Just like I expected a dolphin petter, so too did I expect Ed Annunziata to be an eco-warrior lacing his games - his visions - with messages of nature preservation and of Mother Earth. I expected a sermon on how games ought to be more responsible and use their influence on young minds to implant environmentalist tendencies because oh the power that could have - it would be war half won, right? Whoops, turns out I was projecting, and while he does care about nature and pollution and all that stuff - of course he does - he's not that guy on Rainbow Warrior waving his beliefs. He doesn't want to, as he says, "wag my finger at anyone and say we pollute and we're destroying the environment". "All I want is to inspire us to see the bigger picture."
Yes, "We're making a mess and we're causing problems as a species, but the Earth will be here, life will adjust, life is strong and resilient and it will adapt and it will deal with us. We're just part of a bigger picture, we're not sitting on top of the food chain causing - we think we're more important than we really are."

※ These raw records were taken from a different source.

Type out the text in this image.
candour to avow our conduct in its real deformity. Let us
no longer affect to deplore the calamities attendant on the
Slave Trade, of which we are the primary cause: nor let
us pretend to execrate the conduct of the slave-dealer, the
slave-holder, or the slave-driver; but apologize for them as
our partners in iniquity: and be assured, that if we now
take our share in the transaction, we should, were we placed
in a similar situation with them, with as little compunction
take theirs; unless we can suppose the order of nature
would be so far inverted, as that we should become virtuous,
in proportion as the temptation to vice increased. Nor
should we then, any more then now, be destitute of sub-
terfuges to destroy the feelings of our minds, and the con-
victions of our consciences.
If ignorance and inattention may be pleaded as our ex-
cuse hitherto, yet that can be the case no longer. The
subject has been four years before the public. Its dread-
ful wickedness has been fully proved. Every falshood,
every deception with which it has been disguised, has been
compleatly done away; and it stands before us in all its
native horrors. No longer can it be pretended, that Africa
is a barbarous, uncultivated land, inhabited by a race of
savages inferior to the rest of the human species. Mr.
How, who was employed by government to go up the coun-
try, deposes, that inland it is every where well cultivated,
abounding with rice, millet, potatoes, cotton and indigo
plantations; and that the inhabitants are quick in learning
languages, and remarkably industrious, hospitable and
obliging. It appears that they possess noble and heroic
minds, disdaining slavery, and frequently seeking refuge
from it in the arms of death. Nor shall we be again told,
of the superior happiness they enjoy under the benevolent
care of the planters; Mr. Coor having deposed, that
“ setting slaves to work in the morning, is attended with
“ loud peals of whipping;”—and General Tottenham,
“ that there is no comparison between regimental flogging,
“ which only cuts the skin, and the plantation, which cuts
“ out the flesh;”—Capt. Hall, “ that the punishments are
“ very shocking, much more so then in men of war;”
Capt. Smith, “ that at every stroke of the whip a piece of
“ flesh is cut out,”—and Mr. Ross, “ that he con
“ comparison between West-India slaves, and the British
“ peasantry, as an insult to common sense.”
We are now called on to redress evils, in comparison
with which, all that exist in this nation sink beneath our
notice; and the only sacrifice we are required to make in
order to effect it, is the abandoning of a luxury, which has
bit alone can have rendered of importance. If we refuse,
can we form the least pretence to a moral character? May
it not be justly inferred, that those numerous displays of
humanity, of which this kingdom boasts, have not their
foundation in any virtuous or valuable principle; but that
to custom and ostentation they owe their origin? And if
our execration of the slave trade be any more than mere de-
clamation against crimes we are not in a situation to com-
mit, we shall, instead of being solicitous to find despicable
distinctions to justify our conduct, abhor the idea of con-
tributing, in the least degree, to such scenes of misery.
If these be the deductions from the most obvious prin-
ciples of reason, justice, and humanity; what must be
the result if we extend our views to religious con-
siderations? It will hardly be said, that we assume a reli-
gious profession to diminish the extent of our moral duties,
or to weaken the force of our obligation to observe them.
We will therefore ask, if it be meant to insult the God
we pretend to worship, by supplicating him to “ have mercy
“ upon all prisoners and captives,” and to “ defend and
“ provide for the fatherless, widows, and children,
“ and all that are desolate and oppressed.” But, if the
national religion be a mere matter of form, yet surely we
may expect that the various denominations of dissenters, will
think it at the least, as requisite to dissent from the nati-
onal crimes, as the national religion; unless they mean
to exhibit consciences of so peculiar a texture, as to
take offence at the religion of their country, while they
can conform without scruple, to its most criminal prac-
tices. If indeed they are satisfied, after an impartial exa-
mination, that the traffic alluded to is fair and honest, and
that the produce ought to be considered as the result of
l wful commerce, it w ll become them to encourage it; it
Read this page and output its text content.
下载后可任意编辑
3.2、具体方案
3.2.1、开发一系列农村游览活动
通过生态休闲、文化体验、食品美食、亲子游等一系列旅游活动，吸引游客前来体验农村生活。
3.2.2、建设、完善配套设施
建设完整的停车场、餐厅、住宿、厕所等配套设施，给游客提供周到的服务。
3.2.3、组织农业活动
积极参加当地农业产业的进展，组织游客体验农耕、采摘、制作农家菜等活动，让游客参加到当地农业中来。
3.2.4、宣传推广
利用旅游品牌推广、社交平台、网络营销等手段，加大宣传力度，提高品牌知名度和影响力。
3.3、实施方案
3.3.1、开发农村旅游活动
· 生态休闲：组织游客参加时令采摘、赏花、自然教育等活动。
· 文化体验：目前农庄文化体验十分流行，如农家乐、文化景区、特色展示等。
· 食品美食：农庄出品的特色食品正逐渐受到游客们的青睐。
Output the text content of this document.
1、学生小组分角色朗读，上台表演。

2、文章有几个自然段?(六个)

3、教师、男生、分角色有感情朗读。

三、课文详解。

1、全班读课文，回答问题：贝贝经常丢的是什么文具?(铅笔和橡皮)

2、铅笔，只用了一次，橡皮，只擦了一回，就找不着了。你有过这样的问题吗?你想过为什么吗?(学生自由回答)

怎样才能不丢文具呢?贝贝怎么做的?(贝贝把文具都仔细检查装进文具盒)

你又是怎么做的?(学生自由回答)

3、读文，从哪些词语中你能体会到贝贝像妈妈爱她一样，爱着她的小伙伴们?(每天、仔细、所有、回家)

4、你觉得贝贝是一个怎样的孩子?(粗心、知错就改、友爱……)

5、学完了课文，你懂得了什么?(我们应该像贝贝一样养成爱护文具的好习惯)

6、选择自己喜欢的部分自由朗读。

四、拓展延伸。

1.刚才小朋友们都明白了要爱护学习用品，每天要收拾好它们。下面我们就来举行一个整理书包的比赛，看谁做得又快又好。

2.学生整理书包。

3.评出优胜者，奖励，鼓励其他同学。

The Big Blue starts with the extinction of humanity for precisely this reason. We didn't kill Earth, not that we didn't try our best. "In fact, in The Big Blue we made it stronger. Our f***ing around, our selfishness, had caused it to adjust to us, making it stronger."
Take whales, he says, pulling out one of his big concepts. If all the noisy motorboats and ocean liners and this, that and the other that humans put in the water weren't there, then there would be silence and whales could communicate globally. His theory is that we've held whales back from doing that for so long that when humans are all of a sudden extinct, "that has an elastic effect on them", and unburdened, the strength they'd accumulated while burdened, "propelled them forward".
"I love the idea that even though we're doing damage, the way biology works is that if you damage it, you keep damaging it, it gets smarter and it figures out a way to get stronger and deal with it.
"It really made me step back and see this whole huge machine that we're a part of and give me more of a perspective in nature and biology, and give me a little humility."
It's a poignant thing to say, because to me, Ed Annunziata is that whale, that creature held back and damaged by an unsuccessful Kickstarter campaign. But he doesn't need pitying, he knows he needs to go away, get smarter, figure out a way to get stronger and deal with it. He's been there before, and he has humility, and he has a game idea - but let's hope it doesn't take a million years and the extinction of humans for the idea to be propelled forwards.